At the heart of public anger with Wall Street is the sense that accountability is lacking. The largest banks seem to live in a ‘heads I win, tails you lose’ world in which they keep their gains but receive a bailout to prevent their failure.
The most publicized bailout of the financial crisis was the TARP bill that provided capital injections to a wide range of banks. But most of the assistance to financial firms was provided through a less publicized set of emergency lending programs authorized by Section 13(3) of the Federal Reserve Act. This emergency lending authority supported the Fed’s rescue of AIG, a massive set of guarantees for Citibank, which would have failed without them, and an alphabet soup of lending ‘facilities’ that supported a small set of Wall Street dealers with almost unlimited cheap credit for a period of years.
When Congress examined this issue during the Dodd‐Frank Act, they placed new limits on emergency lending that are contained in Section 1101 of the legislation. These limits are clearly intended to limit 13 – 3 lending to programs that are truly broad based (as opposed to bailing out a small set of insider Wall Street institutions), and to exclude the use of the program for ‘bailouts’ of institutions that are actually insolvent. While Americans for Financial Reform and the Cato Institute disagree on many questions about Dodd‐Frank, we do agree these new limitations are important steps forward in improving the accountability of both Wall Street and the Federal Reserve.
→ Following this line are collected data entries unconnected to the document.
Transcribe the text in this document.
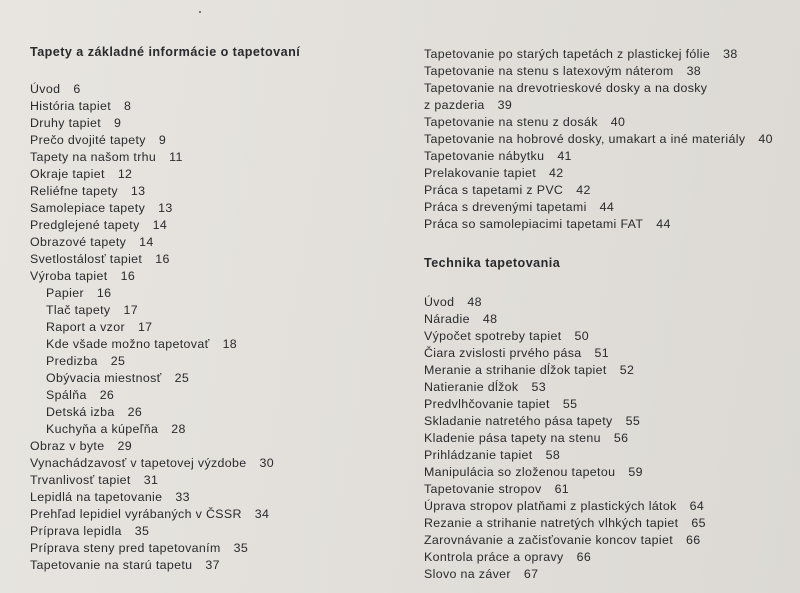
Tapety a základné informácie o tapetovaní
Úvod 6
História tapiet 8
Druhy tapiet 9
Prečo dvojité tapety 9
Tapety na našom trhu 11
Okraje tapiet 12
Reliéfne tapety 13
Samolepiace tapety 13
Predglejené tapety 14
Obrazové tapety 14
Svetlostálosť tapiet 16
Výroba tapiet 16
Papier 16
Tlač tapety 17
Raport a vzor 17
Kde všade možno tapetovať 18
Predizba 25
Obývacia miestnosť 25
Spálňa 26
Detská izba 26
Kuchyňa a kúpeľňa 28
Obraz v byte 29
Vynachádzavosť v tapetovej výzdobe 30
Trvanlivosť tapiet 31
Lepidlá na tapetovanie 33
Prehľad lepidiel vyrábaných v ČSSR 34
Príprava lepidla 35
Príprava steny pred tapetovaním 35
Tapetovanie na starú tapetu 37
Tapetovanie po starých tapetách z plastickej fólie 38
Tapetovanie na stenu s latexovým náterom 38
Tapetovanie na drevotrieskové dosky a na dosky
z pazderia 39
Tapetovanie na stenu z dosák 40
Tapetovanie na hobrové dosky, umakart a iné materiály 40
Tapetovanie nábytku 41
Prelakovanie tapiet 42
Práca s tapetami z PVC 42
Práca s drevenými tapetami 44
Práca so samolepiacimi tapetami FAT 44
Technika tapetovania
Úvod 48
Náradie 48
Výpočet spotreby tapiet 50
Čiara zvislosti prvého pása 51
Meranie a strihanie dĺžok tapiet 52
Natieranie dĺžok 53
Predvlhčovanie tapiet 55
Skladanie natretého pása tapety 55
Kladenie pása tapety na stenu 56
Prihládzanie tapiet 58
Manipulácia so zloženou tapetou 59
Tapetovanie stropov 61
Úprava stropov platňami z plastických látok 64
Rezanie a strihanie natretých vlhkých tapiet 65
Zarovnávanie a začisťovanie koncov tapiet 66
Kontrola práce a opravy 66
Slovo na záver 67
We also agree that the Federal Reserve’s implementation of these new limits on emergency lending is totally unsatisfactory and inadequate. Despite a requirement to issue rules detailing the new limits ‘as soon as possible,’ the proposal was released just days before Christmas in 2013, over three years after the passage of Dodd‐Frank. The board and staff must have been in a hurry to leave for the holidays, as the notice largely repeats language from the statute and fails to address the law’s intent to limit Federal Reserve discretion. It is impossible to read the proposal and see how it limits Federal Reserve discretion. With the exception of a few actions aimed at single institutions, it appears that the actions taken in 2008, which so angered the public would still be feasible under the proposed rule.
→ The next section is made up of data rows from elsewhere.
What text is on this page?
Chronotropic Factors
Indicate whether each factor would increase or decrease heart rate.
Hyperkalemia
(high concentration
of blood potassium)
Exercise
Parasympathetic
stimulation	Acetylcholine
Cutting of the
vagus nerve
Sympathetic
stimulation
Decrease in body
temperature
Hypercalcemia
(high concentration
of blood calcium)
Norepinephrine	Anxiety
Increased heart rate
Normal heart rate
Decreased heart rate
It would also greatly assist market participants if clear lines were visible before a crisis hits. Yet the proposal sets no such clear lines. Elements of the rules that preserve the flexibility of the Federal Reserve to assist insolvent and/or individual firms would directly conflict with the clear statutory intent. But the only definition of ‘insolvency’ in the rules is that a firm cannot currently be in a bankruptcy process — meaning the Federal Reserve could literally meet an institution ‘on the courthouse steps’ with a check to prevent bankruptcy.
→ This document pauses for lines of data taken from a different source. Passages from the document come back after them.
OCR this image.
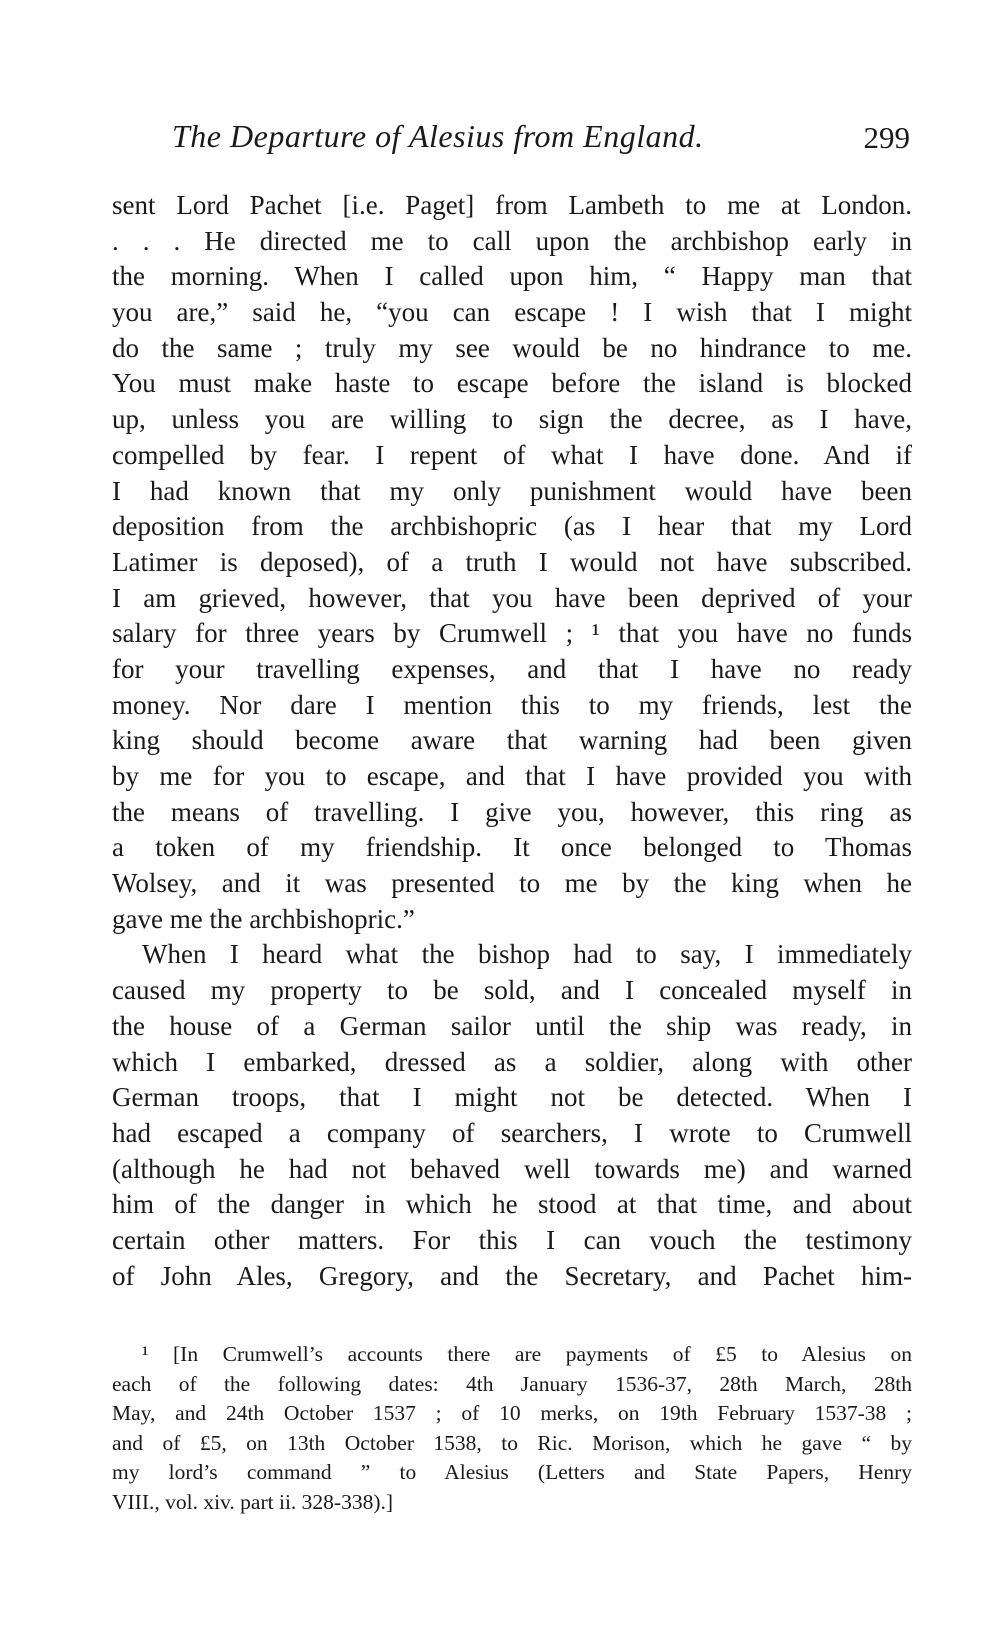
The Departure of Alesius from England.	299
sent Lord Pachet [i.e. Paget] from Lambeth to me at London.
. . . He directed me to call upon the archbishop early in
the morning. When I called upon him, “ Happy man that
you are,” said he, “you can escape ! I wish that I might
do the same ; truly my see would be no hindrance to me.
You must make haste to escape before the island is blocked
up, unless you are willing to sign the decree, as I have,
compelled by fear. I repent of what I have done. And if
I had known that my only punishment would have been
deposition from the archbishopric (as I hear that my Lord
Latimer is deposed), of a truth I would not have subscribed.
I am grieved, however, that you have been deprived of your
salary for three years by Crumwell ; ¹ that you have no funds
for your travelling expenses, and that I have no ready
money. Nor dare I mention this to my friends, lest the
king should become aware that warning had been given
by me for you to escape, and that I have provided you with
the means of travelling. I give you, however, this ring as
a token of my friendship. It once belonged to Thomas
Wolsey, and it was presented to me by the king when he
gave me the archbishopric.”
When I heard what the bishop had to say, I immediately
caused my property to be sold, and I concealed myself in
the house of a German sailor until the ship was ready, in
which I embarked, dressed as a soldier, along with other
German troops, that I might not be detected. When I
had escaped a company of searchers, I wrote to Crumwell
(although he had not behaved well towards me) and warned
him of the danger in which he stood at that time, and about
certain other matters. For this I can vouch the testimony
of John Ales, Gregory, and the Secretary, and Pachet him-
¹ [In Crumwell’s accounts there are payments of £5 to Alesius on
each of the following dates: 4th January 1536-37, 28th March, 28th
May, and 24th October 1537 ; of 10 merks, on 19th February 1537-38 ;
and of £5, on 13th October 1538, to Ric. Morison, which he gave “ by
my lord’s command ” to Alesius (Letters and State Papers, Henry
VIII., vol. xiv. part ii. 328-338).]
In order to faithfully fulfill the objectives on Dodd-Frank’s Section 1101, we propose the Federal Reserve consider the following changes to their proposed rule:
- Establish a process for determining insolvency. Congress has decided that the Fed’s assistance should be limited to illiquid but solvent firms. Companies that are basically bankrupt are to be excluded from assistance. The Fed’s current definition of insolvency is too narrow and inconsistent with both generally accepted accounting standards and common sense.
- Define “broad‐based”. Congress has decided that one‐off rescues of individual firms are no longer allowed. Assistance programs must be limited to broad categories of institutions. The Fed should detail its process for determining what is “broad‐based.” Additionally, at the time of creating any assistance facility, the Board should provide a public estimate of the number of entities which it believes would be eligible and the number which it expects to participate in said facility.
- Set a time limit for dependence on such emergency lending programs. Firms should not be able to rely on Federal Reserve emergency lending for a period of years, as they did during the crisis. A firm which requires years of large‐scale lending assistance to recover was likely not solvent in the first place. Should a crisis period continue for an extended time, then Congress will have time to take independent action, or other authorities in Dodd‐Frank can be relied on, such as FDIC loan guarantee programs or the new authority to resolve failing financial firms.
These are just a few suggestions to help conform the Fed’s proposal to the clear intent of Congress. Further suggestions are included in comment letters we have individually submitted. Congress has said “never again” to the ad hoc and arbitrary rescues that characterized the financial crisis. To make this a reality, the Federal Reserve must bind its own hands. If it is unwilling to do so, Congress must revisit the scope of the Fed’s assistance powers.